Is it possible to use std::generate on an empty std::vector for which we have only called .reserve?

Question

My main function:

#include <vector>
//#include <algorithm>
#include <iostream>

int main()
{

    std::vector<char> v;
    int len = 2 * 5 + 1;
    v.reserve(len);

    // using for loop and push_back

    for (int i = 0; i < len; i++)
        (i % 2) ? v.push_back(' ') : v.push_back('|');

    // using generate

    // std::generate(v.begin(), v.end(), [n = 0]() mutable { return (n++ % 2) ? ' ' : '|'; });
    // std::generate_n(v.begin(), len, [n = 0]() mutable { return (n++ % 2) ? ' ' : '|'; });

    for (const char& c : v)
        std::cout << c;

    return 0;
}

Using for loop and push_back I get the output:

| | | | | |

Using std::generate has no effect, and using std::generate_n results in a failed assertion:

Expression: cannot seek vector iterator after end

As I understand it, calling .reserve doesn't change the "distance" between iterators begin and end, so I can't pass them to std::generate in order to place ' ' and '|' in the memory I reserved for v.
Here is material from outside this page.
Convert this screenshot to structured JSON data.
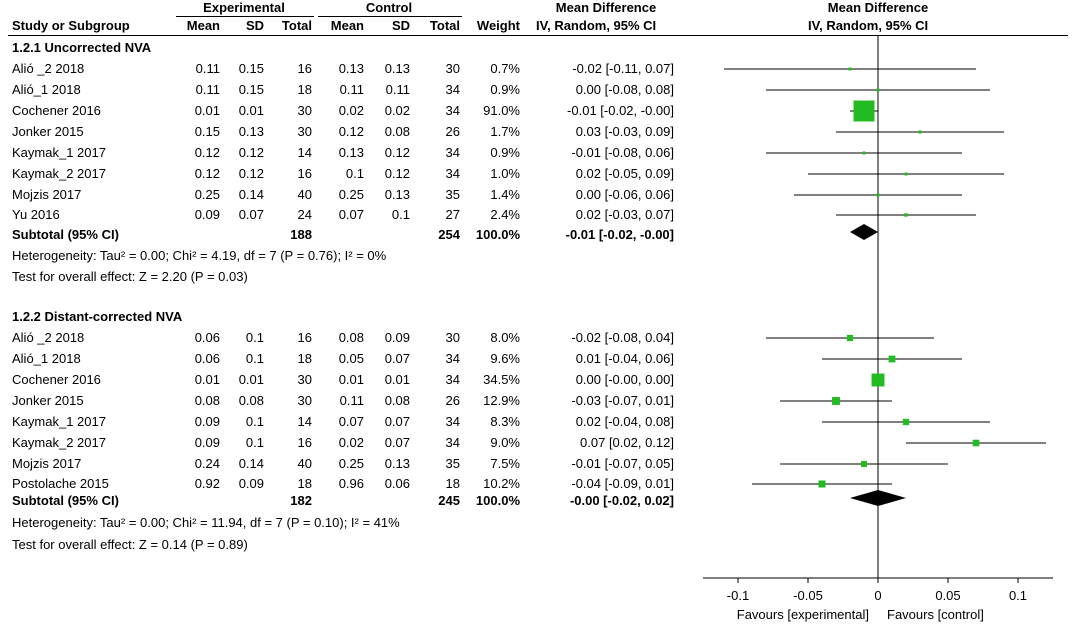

I would have to increase v.end by len (len+1?), is that even possible? Or is there another way to make this work, without using .push_back or similar operations, or without initializing reserved memory with something then overwriting it? Also not sure if the lambda is correct, but that's not important.

Answer 1

You can use std::generate_n with a std::back_inserter on the container.

This will resize the container as it generates.

The reserve is optional, but it will save on container resizes and reallocations possibly.